What does Cameron want from the EU?

It’s a sorry state of affairs for an avowed socialist to find himself in agreement with David Cameron, but as one of the few Eurosceptic EU Lawyers out there it happens to me more times than I’d care to admit. However, David Cameron’s latest attempt to win over the Euro-phobic right of his party has even this Eurosceptic scratching his head.

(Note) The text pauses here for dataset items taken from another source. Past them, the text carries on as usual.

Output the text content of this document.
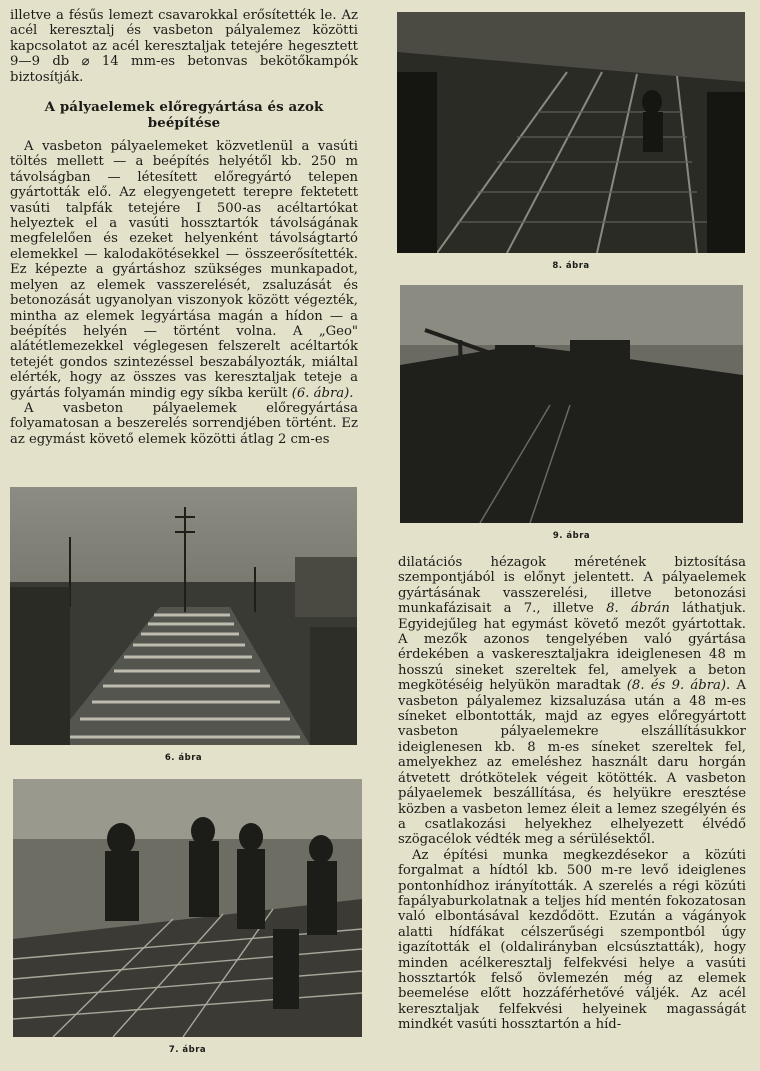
illetve a fésűs lemezt csavarokkal erősítették le. Az acél keresztalj és vasbeton pályalemez közötti kapcsolatot az acél keresztaljak tetejére hegesztett 9—9 db ⌀ 14 mm-es betonvas bekötőkampók biztosítják.

A pályaelemek előregyártása és azok beépítése

A vasbeton pályaelemeket közvetlenül a vasúti töltés mellett — a beépítés helyétől kb. 250 m távolságban — létesített előregyártó telepen gyártották elő. Az elegyengetett terepre fektetett vasúti talpfák tetejére I 500-as acéltartókat helyeztek el a vasúti hossztartók távolságának megfelelően és ezeket helyenként távolságtartó elemekkel — kalodakötésekkel — összeerősítették. Ez képezte a gyártáshoz szükséges munkapadot, melyen az elemek vasszerelését, zsaluzását és betonozását ugyanolyan viszonyok között végezték, mintha az elemek legyártása magán a hídon — a beépítés helyén — történt volna. A „Geo" alátétlemezekkel véglegesen felszerelt acéltartók tetejét gondos szintezéssel beszabályozták, miáltal elérték, hogy az összes vas keresztaljak teteje a gyártás folyamán mindig egy síkba került (6. ábra).

A vasbeton pályaelemek előregyártása folyamatosan a beszerelés sorrendjében történt. Ez az egymást követő elemek közötti átlag 2 cm-es

6. ábra
7. ábra
8. ábra
9. ábra

dilatációs hézagok méretének biztosítása szempontjából is előnyt jelentett. A pályaelemek gyártásának vasszerelési, illetve betonozási munkafázisait a 7., illetve 8. ábrán láthatjuk. Egyidejűleg hat egymást követő mezőt gyártottak. A mezők azonos tengelyében való gyártása érdekében a vaskeresztaljakra ideiglenesen 48 m hosszú sineket szereltek fel, amelyek a beton megkötéséig helyükön maradtak (8. és 9. ábra). A vasbeton pályalemez kizsaluzása után a 48 m-es síneket elbontották, majd az egyes előregyártott vasbeton pályaelemekre elszállításukkor ideiglenesen kb. 8 m-es síneket szereltek fel, amelyekhez az emeléshez használt daru horgán átvetett drótkötelek végeit kötötték. A vasbeton pályaelemek beszállítása, és helyükre eresztése közben a vasbeton lemez éleit a lemez szegélyén és a csatlakozási helyekhez elhelyezett élvédő szögacélok védték meg a sérülésektől.

Az építési munka megkezdésekor a közúti forgalmat a hídtól kb. 500 m-re levő ideiglenes pontonhídhoz irányították. A szerelés a régi közúti fapályaburkolatnak a teljes híd mentén fokozatosan való elbontásával kezdődött. Ezután a vágányok alatti hídfákat célszerűségi szempontból úgy igazították el (oldalirányban elcsúsztatták), hogy minden acélkeresztalj felfekvési helye a vasúti hossztartók felső övlemezén még az elemek beemelése előtt hozzáférhetővé váljék. Az acél keresztaljak felfekvési helyeinek magasságát mindkét vasúti hossztartón a híd-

It is a particularly poor negotiator who goes into a negotiation without knowing what he wants, however for the moment, at least, David Cameron’s position appears to be exactly that. What precisely is David Cameron going to go into a negotiation and ask for? The UK already opts out of Economic and Monetary Union; the Schengen Area; and the Charter of Fundamental Rights. We opt-in to Freedom, Security, and Justice. Defence and Foreign Policy could easily be opted-out of, but it’s so unsubstantial it hardly seems worth it. David Cameron would, surely, be wary about negotiating in the Citizenship policy area for fear of harming the single market.

 “Let’s opt out of plant patents – that’ll keep Nigel Farage happy!”

That leaves tinkering at the edges: the Common Agricultural and Fisheries policies; various EU quangos such as the European Space Agency, European Agency for Safety and Health at Work, or the Community Plant Variety Office; or perhaps renegotiating the odd veto in certain policy areas. Such modest reforms would neither placate the Eurosceptics to David Cameron’s right, nor look like a substantial win for Britain by the Prime Minister.

I’m in no doubt the the European Union is in dire need of substantial reform. But one man’s crusade to secure a few more opt-outs isn’t going to curb the rampant and unaccountable bureaucracy that is the European Commission; it won’t close the legitimacy gap between citizens and the European Parliament; it won’t reorganise the hierarchy of norms, or restore sovereignty to Member States; and it won’t halt the proliferation of nonsense decisions and garbage jurisprudence from the Court of Justice of the European Union. In order to achieve any meaningful reform of the EU, David Cameron needs to be a team player – and not a pariah on the lunatic fringe.